The guide covers all stages of LLM design, including data collection from GitHub and the Common Crawl web archive for pretraining, as well as removal of copyright-protected materials and personal data from the sample. The developers also paid special attention to balancing datasets through filtering code in languages such as Java and HTML.

There’s also a section on model training, covering architecture selection and optimization methods. For example, OpenCoder was trained on a dataset containing topics from theoretical computer science — algorithms, data structures, and network architecture principles. Only after that was the model trained on code examples from GitHub.

The provided “cookbook” is perfect for those experimenting with model training.

From Student to Students

“LLM Cookbook” is a large language model development guide created by a Boston University student. The information is organized in a GitHub repository and includes both the author's notes and instructions from resources like Hugging Face. There are pages with code samples for everything: local and cloud LLM deployment, fine-tuning tips, running an LLM as a RESTful service. You’ll find both basic instructions, such as setting up a model to handle your own dataset, as well as more advanced tips — for example, ways to improve LLM training efficiency on a single GPU.

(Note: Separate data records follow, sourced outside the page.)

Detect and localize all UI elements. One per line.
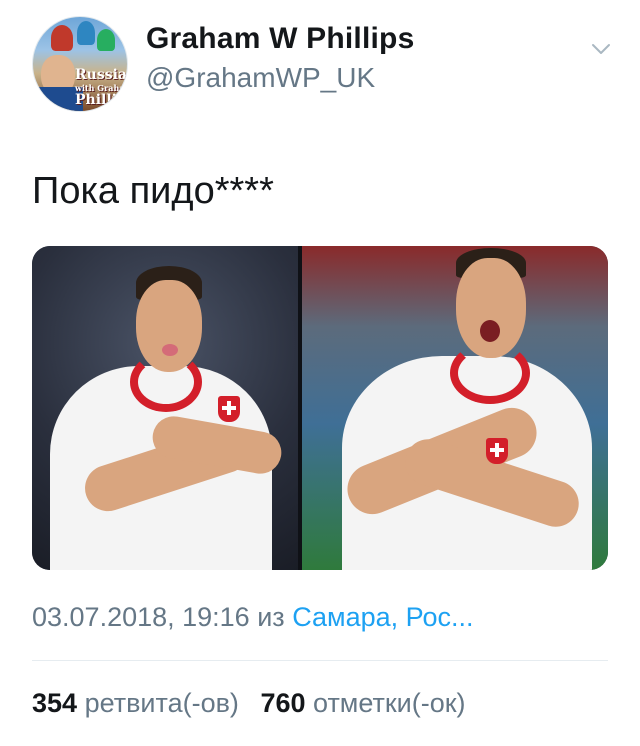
- avatar[interactable]: Russiawith GrahamPhillips: [32, 16, 128, 112]
- likes-label[interactable]: отметки(-ок): [313, 688, 466, 718]
- author-name[interactable]: Graham W Phillips: [146, 22, 414, 56]
- player-mouth: [480, 320, 500, 342]
- retweets-count[interactable]: 354: [32, 688, 77, 718]
- chevron-down-icon[interactable]: [590, 38, 612, 60]
- tweet-timestamp: 03.07.2018, 19:16 из Самара, Рос...: [32, 602, 473, 633]
- tweet-datetime[interactable]: 03.07.2018, 19:16: [32, 602, 250, 632]
- tweet-header: Russiawith GrahamPhillips Graham W Phill…: [30, 16, 620, 112]
- tweet-location-link[interactable]: Самара, Рос...: [292, 602, 473, 632]
- avatar-dome: [77, 21, 95, 45]
- avatar-dome: [97, 29, 115, 51]
- tweet-stats: 354 ретвита(-ов) 760 отметки(-ок): [32, 688, 466, 719]
- swiss-crest-icon: [486, 438, 508, 464]
- player-head: [456, 258, 526, 358]
- swiss-crest-icon: [218, 396, 240, 422]
- tweet-text: Пока пидо****: [32, 170, 274, 212]
- avatar-dome: [51, 25, 73, 51]
- likes-count[interactable]: 760: [260, 688, 305, 718]
- retweets-label[interactable]: ретвита(-ов): [85, 688, 239, 718]
- divider: [32, 660, 608, 661]
- player-mouth: [162, 344, 178, 356]
- player-head: [136, 280, 202, 372]
- author-handle[interactable]: @GrahamWP_UK: [146, 62, 375, 94]
- via-word: из: [257, 602, 285, 632]
- media-photo-right[interactable]: [302, 246, 608, 570]
- tweet-media[interactable]: [32, 246, 608, 570]
- avatar-logo: Russiawith GrahamPhillips: [75, 67, 128, 108]
- media-photo-left[interactable]: [32, 246, 298, 570]
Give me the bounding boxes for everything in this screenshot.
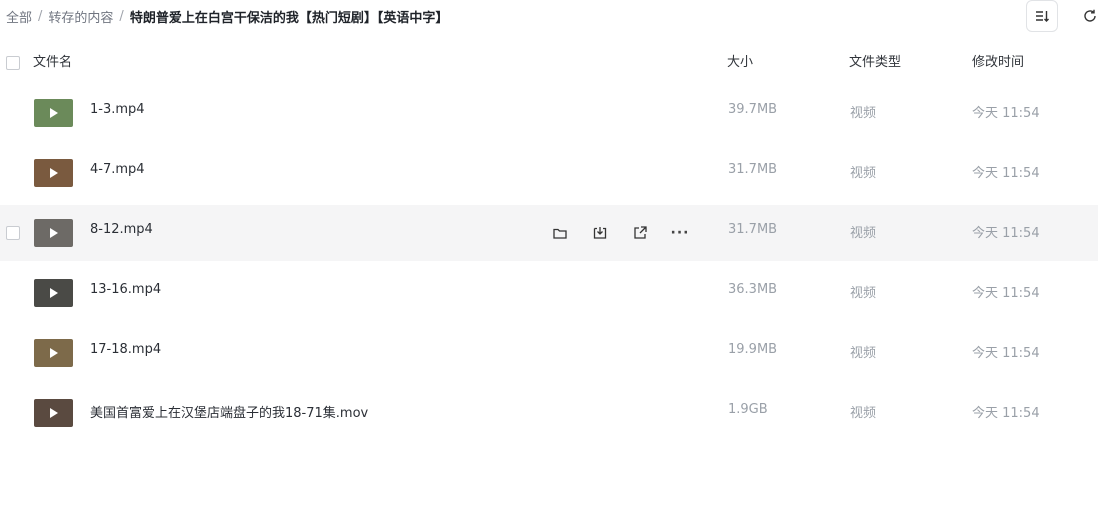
more-button[interactable]: ··· xyxy=(670,223,690,243)
file-name[interactable]: 4-7.mp4 xyxy=(90,162,145,177)
play-icon xyxy=(50,408,58,418)
file-modified: 今天 11:54 xyxy=(972,286,1040,301)
file-type: 视频 xyxy=(850,346,877,361)
header-modified[interactable]: 修改时间 xyxy=(972,52,1024,74)
breadcrumb-root[interactable]: 全部 xyxy=(6,7,32,26)
table-row[interactable]: 美国首富爱上在汉堡店端盘子的我18-71集.mov 1.9GB 视频 今天 11:54 xyxy=(0,385,1098,441)
share-icon xyxy=(634,226,647,239)
header-type[interactable]: 文件类型 xyxy=(849,52,901,74)
table-row[interactable]: 17-18.mp4 19.9MB 视频 今天 11:54 xyxy=(0,325,1098,381)
file-type: 视频 xyxy=(850,106,877,121)
video-thumbnail[interactable] xyxy=(34,219,73,247)
breadcrumb: 全部 / 转存的内容 / 特朗普爱上在白宫干保洁的我【热门短剧】【英语中字】 xyxy=(6,6,448,26)
video-thumbnail[interactable] xyxy=(34,99,73,127)
folder-icon xyxy=(553,228,567,239)
file-name[interactable]: 17-18.mp4 xyxy=(90,342,161,357)
file-modified: 今天 11:54 xyxy=(972,346,1040,361)
folder-button[interactable] xyxy=(550,223,570,243)
file-type: 视频 xyxy=(850,406,877,421)
file-type: 视频 xyxy=(850,286,877,301)
file-modified: 今天 11:54 xyxy=(972,106,1040,121)
file-size: 31.7MB xyxy=(728,162,778,177)
row-checkbox[interactable] xyxy=(6,226,20,240)
video-thumbnail[interactable] xyxy=(34,279,73,307)
table-row[interactable]: 1-3.mp4 39.7MB 视频 今天 11:54 xyxy=(0,85,1098,141)
play-icon xyxy=(50,108,58,118)
file-name[interactable]: 13-16.mp4 xyxy=(90,282,161,297)
file-modified: 今天 11:54 xyxy=(972,166,1040,181)
file-size: 31.7MB xyxy=(728,222,778,237)
sort-button[interactable] xyxy=(1026,0,1058,32)
breadcrumb-parent[interactable]: 转存的内容 xyxy=(48,7,113,26)
download-button[interactable] xyxy=(590,223,610,243)
more-icon: ··· xyxy=(670,225,690,241)
table-row[interactable]: 8-12.mp4 ··· 31.7MB 视频 今天 11:54 xyxy=(0,205,1098,261)
file-size: 1.9GB xyxy=(728,402,768,417)
file-name[interactable]: 美国首富爱上在汉堡店端盘子的我18-71集.mov xyxy=(90,402,368,421)
refresh-icon xyxy=(1084,9,1096,22)
play-icon xyxy=(50,348,58,358)
video-thumbnail[interactable] xyxy=(34,399,73,427)
select-all-checkbox[interactable] xyxy=(6,56,20,70)
header-size[interactable]: 大小 xyxy=(727,52,753,74)
breadcrumb-separator: / xyxy=(119,8,124,24)
file-modified: 今天 11:54 xyxy=(972,226,1040,241)
breadcrumb-separator: / xyxy=(38,8,43,24)
play-icon xyxy=(50,168,58,178)
file-type: 视频 xyxy=(850,226,877,241)
file-type: 视频 xyxy=(850,166,877,181)
video-thumbnail[interactable] xyxy=(34,159,73,187)
video-thumbnail[interactable] xyxy=(34,339,73,367)
share-button[interactable] xyxy=(630,223,650,243)
header-name[interactable]: 文件名 xyxy=(33,52,72,74)
row-actions: ··· xyxy=(550,223,710,243)
refresh-button[interactable] xyxy=(1074,0,1098,32)
download-icon xyxy=(593,227,607,239)
file-size: 19.9MB xyxy=(728,342,778,357)
file-modified: 今天 11:54 xyxy=(972,406,1040,421)
file-size: 36.3MB xyxy=(728,282,778,297)
file-name[interactable]: 1-3.mp4 xyxy=(90,102,145,117)
play-icon xyxy=(50,288,58,298)
file-size: 39.7MB xyxy=(728,102,778,117)
play-icon xyxy=(50,228,58,238)
sort-list-icon xyxy=(1036,11,1049,22)
breadcrumb-current: 特朗普爱上在白宫干保洁的我【热门短剧】【英语中字】 xyxy=(129,10,449,26)
table-row[interactable]: 13-16.mp4 36.3MB 视频 今天 11:54 xyxy=(0,265,1098,321)
file-name[interactable]: 8-12.mp4 xyxy=(90,222,153,237)
table-row[interactable]: 4-7.mp4 31.7MB 视频 今天 11:54 xyxy=(0,145,1098,201)
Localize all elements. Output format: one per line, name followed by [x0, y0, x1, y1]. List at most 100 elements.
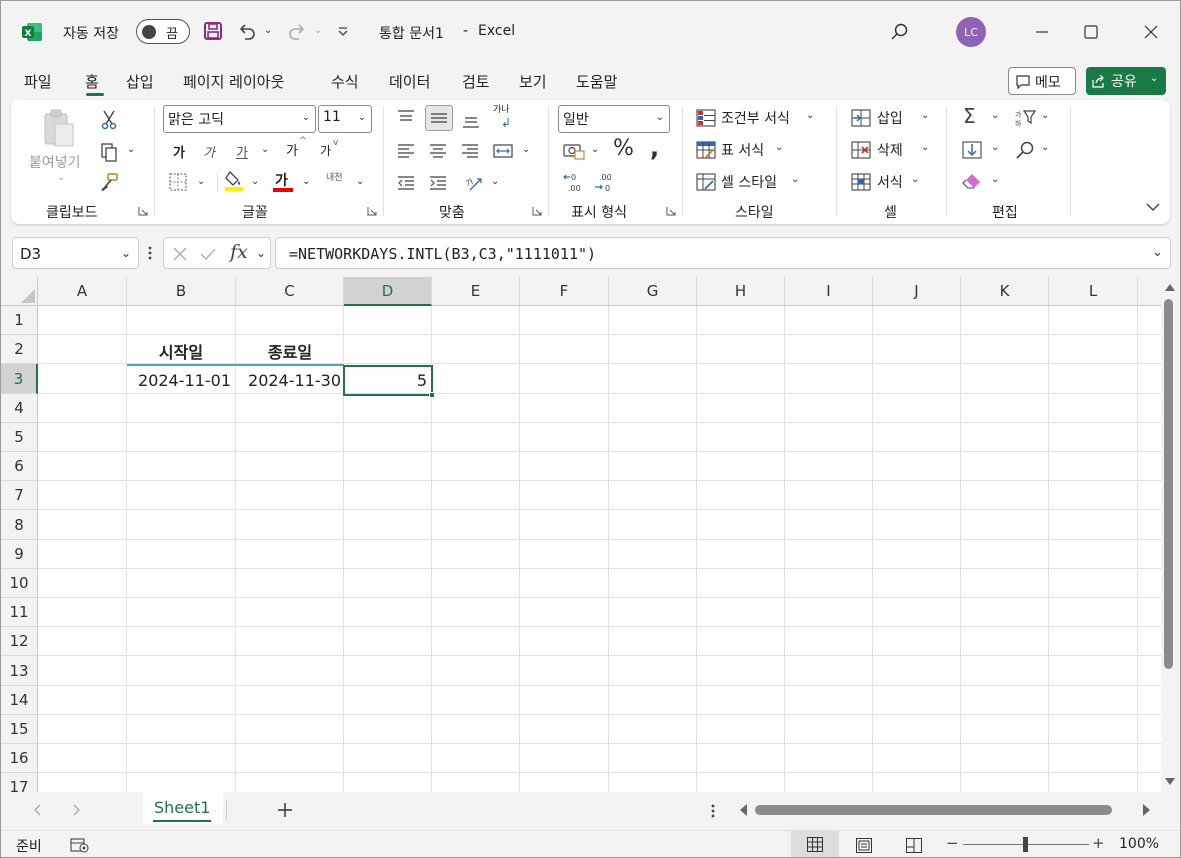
- tab-page-layout[interactable]: 페이지 레이아웃: [183, 71, 284, 92]
- function-dropdown-icon[interactable]: ⌄: [256, 246, 266, 260]
- cell-C2[interactable]: 종료일: [236, 336, 344, 365]
- enter-icon[interactable]: [198, 244, 218, 264]
- page-break-view-icon[interactable]: [903, 836, 925, 854]
- paste-label[interactable]: 붙여넣기: [29, 152, 81, 172]
- column-header-A[interactable]: A: [38, 277, 127, 306]
- row-header-5[interactable]: 5: [1, 423, 38, 452]
- worksheet-grid[interactable]: ABCDEFGHIJKL 1 2 3 4 5 6 7 8 9 10 11 12 13 14 15 16 17 시…: [1, 277, 1161, 792]
- clipboard-launcher-icon[interactable]: [137, 205, 149, 217]
- format-dropdown-icon[interactable]: ⌄: [911, 174, 919, 185]
- cell-B2[interactable]: 시작일: [127, 336, 235, 365]
- zoom-out-icon[interactable]: −: [946, 834, 959, 852]
- fill-color-icon[interactable]: [223, 170, 245, 192]
- number-launcher-icon[interactable]: [665, 205, 677, 217]
- save-icon[interactable]: [201, 19, 225, 43]
- row-header-4[interactable]: 4: [1, 394, 38, 423]
- find-select-icon[interactable]: [1014, 140, 1036, 160]
- align-middle-icon[interactable]: [425, 105, 453, 131]
- tab-home[interactable]: 홈: [85, 71, 99, 92]
- cell-styles-dropdown-icon[interactable]: ⌄: [791, 174, 799, 185]
- scroll-left-icon[interactable]: [739, 804, 747, 816]
- undo-dropdown-icon[interactable]: ⌄: [264, 25, 272, 36]
- merge-center-icon[interactable]: [491, 140, 515, 162]
- formula-input[interactable]: =NETWORKDAYS.INTL(B3,C3,"1111011") ⌄: [275, 237, 1171, 269]
- row-header-9[interactable]: 9: [1, 540, 38, 569]
- prev-sheet-icon[interactable]: [29, 802, 45, 818]
- row-header-8[interactable]: 8: [1, 510, 38, 540]
- search-icon[interactable]: [887, 19, 913, 45]
- borders-dropdown-icon[interactable]: ⌄: [197, 176, 205, 187]
- row-header-16[interactable]: 16: [1, 744, 38, 773]
- conditional-formatting-icon[interactable]: [695, 108, 717, 128]
- close-icon[interactable]: [1138, 19, 1164, 45]
- select-all-corner[interactable]: [1, 277, 38, 306]
- borders-icon[interactable]: [168, 172, 188, 192]
- redo-icon[interactable]: [285, 19, 309, 43]
- add-sheet-icon[interactable]: [275, 800, 295, 820]
- cut-icon[interactable]: [97, 108, 121, 132]
- row-header-10[interactable]: 10: [1, 569, 38, 598]
- decrease-decimal-icon[interactable]: .00 0: [592, 170, 616, 194]
- tab-formulas[interactable]: 수식: [331, 71, 359, 92]
- accounting-format-icon[interactable]: [562, 140, 586, 162]
- row-header-15[interactable]: 15: [1, 715, 38, 744]
- column-header-G[interactable]: G: [609, 277, 697, 306]
- sheet-tab[interactable]: Sheet1: [143, 792, 223, 824]
- table-dropdown-icon[interactable]: ⌄: [775, 142, 783, 153]
- font-color-dropdown-icon[interactable]: ⌄: [302, 176, 310, 187]
- vertical-scroll-thumb[interactable]: [1164, 299, 1173, 669]
- memo-button[interactable]: 메모: [1008, 67, 1076, 95]
- orientation-dropdown-icon[interactable]: ⌄: [491, 176, 499, 187]
- tab-file[interactable]: 파일: [24, 71, 52, 92]
- zoom-level[interactable]: 100%: [1119, 836, 1159, 852]
- accessibility-icon[interactable]: [69, 835, 91, 855]
- align-top-icon[interactable]: [395, 106, 417, 128]
- cell-C3[interactable]: 2024-11-30: [236, 366, 344, 395]
- column-header-E[interactable]: E: [432, 277, 520, 306]
- format-cells-icon[interactable]: [850, 172, 872, 192]
- tab-insert[interactable]: 삽입: [126, 71, 154, 92]
- tab-review[interactable]: 검토: [462, 71, 490, 92]
- row-header-6[interactable]: 6: [1, 452, 38, 481]
- increase-indent-icon[interactable]: [427, 172, 449, 194]
- row-header-3[interactable]: 3: [1, 364, 38, 394]
- collapse-ribbon-icon[interactable]: [1143, 198, 1163, 216]
- insert-dropdown-icon[interactable]: ⌄: [921, 110, 929, 121]
- clear-dropdown-icon[interactable]: ⌄: [991, 174, 999, 185]
- autosave-toggle[interactable]: 끔: [136, 19, 190, 44]
- paste-dropdown-icon[interactable]: ⌄: [57, 172, 65, 183]
- column-header-C[interactable]: C: [236, 277, 344, 306]
- tab-split-options-icon[interactable]: [707, 801, 719, 821]
- column-header-H[interactable]: H: [697, 277, 785, 306]
- tab-view[interactable]: 보기: [519, 71, 547, 92]
- autosum-icon[interactable]: Σ: [963, 104, 976, 128]
- sort-filter-dropdown-icon[interactable]: ⌄: [1041, 110, 1049, 121]
- column-header-B[interactable]: B: [127, 277, 236, 306]
- row-header-7[interactable]: 7: [1, 481, 38, 510]
- decrease-indent-icon[interactable]: [395, 172, 417, 194]
- customize-toolbar-icon[interactable]: [334, 21, 352, 41]
- clear-icon[interactable]: [961, 172, 983, 192]
- phonetic-button[interactable]: 내천: [326, 170, 343, 183]
- column-header-D[interactable]: D: [344, 277, 432, 306]
- cell-B3[interactable]: 2024-11-01: [127, 366, 235, 395]
- row-header-11[interactable]: 11: [1, 598, 38, 627]
- autosum-dropdown-icon[interactable]: ⌄: [991, 110, 999, 121]
- column-header-I[interactable]: I: [785, 277, 873, 306]
- horizontal-scroll-thumb[interactable]: [755, 805, 1112, 815]
- sort-filter-icon[interactable]: 가하: [1013, 108, 1037, 128]
- row-header-12[interactable]: 12: [1, 627, 38, 656]
- insert-function-icon[interactable]: fx: [230, 241, 248, 263]
- row-header-13[interactable]: 13: [1, 656, 38, 686]
- column-header-L[interactable]: L: [1049, 277, 1138, 306]
- copy-dropdown-icon[interactable]: ⌄: [127, 144, 135, 155]
- fill-dropdown-icon[interactable]: ⌄: [991, 142, 999, 153]
- row-header-17[interactable]: 17: [1, 773, 38, 792]
- format-painter-icon[interactable]: [97, 170, 121, 194]
- align-bottom-icon[interactable]: [460, 110, 482, 132]
- copy-icon[interactable]: [97, 140, 121, 164]
- page-layout-view-icon[interactable]: [853, 836, 875, 854]
- phonetic-dropdown-icon[interactable]: ⌄: [356, 176, 364, 187]
- fill-handle[interactable]: [429, 392, 435, 398]
- italic-button[interactable]: 가: [203, 142, 215, 161]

The author started building the repository this year, so many topics haven’t yet been fully covered. In the future, they plan to include subsections on LLM inference efficiency, benchmarking, and practical use case analysis. Overall, the author is open to collaboration and invites anyone to help fill out the “cookbook”.

LLM Programming for Developers

In the guide "Hands on introduction to LLM programming for developers," the author covers the basic concepts of machine learning — what embeddings, tokens, temperature are, and provides examples of setting up and using LLM for various tasks. The tutorial is written in simple language, so it will be useful for those who are just starting to dive into the topic of machine learning.

The "Cookbook" covers setting up the development environment, using the API to make requests to LLM, designing and refining prompts, processing the model's output, and integrating LLM capabilities into applications. The author also explains how to use the LangChain framework to write code and analyze document contents using Retrieval Augmented Generation (RAG).

"Cookbook" by Hugging Face

"Open-Source AI Cookbook" — guide, published on Hugging Face, provides instructions for developing advanced LLMs and will be useful for experienced specialists. The cookbook covers various areas, including natural language processing, computer vision, and also contains instructions on model deployment, performance optimization, and efficient use of datasets. For example, one of the instructions is dedicated to analyzing artistic styles using multimodal embeddings.

At the same time, the authors of the "cookbook" invite anyone interested to contribute to the development of the project. You can suggest an idea for a tutorial, send a ready notebook with a practical example, or improve existing guides.

Guide for Scientists

The guide will be useful for scientists who wish to use AI systems in their research. The authors of the "cookbook" are the interdisciplinary team NASA Impact, which designs technologies to support scientific and applied developments.

The sections of the guide discuss responsible use of AI systems in science, popular LLMs and their features, methods for integrating models into research, such as retrieval-augmented generation (RAG) and prompt engineering. The "cookbook" also includes examples of optimizing research processes using LLMs. For example, using the LangChain framework, the authors developed an application for searching scientific research data.

Generative Capabilities of LLM (Framework)

This guide is for programmatically generating data templates that enhance the capabilities of large language models. Its authors — researchers from Stanford University — aimed to develop a solution for fine-tuning models and avoid issues related to datasets formed manually or with LLMs (particularly those related to personal data).

The researchers have described the framework development process in detail, so anyone interested can use it as a guide for preparing their own training datasets. The framework is based on forming datasets as Python functions. To boost efficiency when tackling multiple tasks, the framework combines data from different sets. This is done using an optimization algorithm that evaluates the accuracy of each model for subsequent tasks.

The authors also provide examples of summaries for various tasks—question answering, entity matching, and logical reasoning by the model. In addition, the guide shows how template development can be automated using GPT-4. The material is relatively new. Nevertheless, the authors themselves note that fine-tuning on data generated within this framework can improve LLM performance by more than 52 points.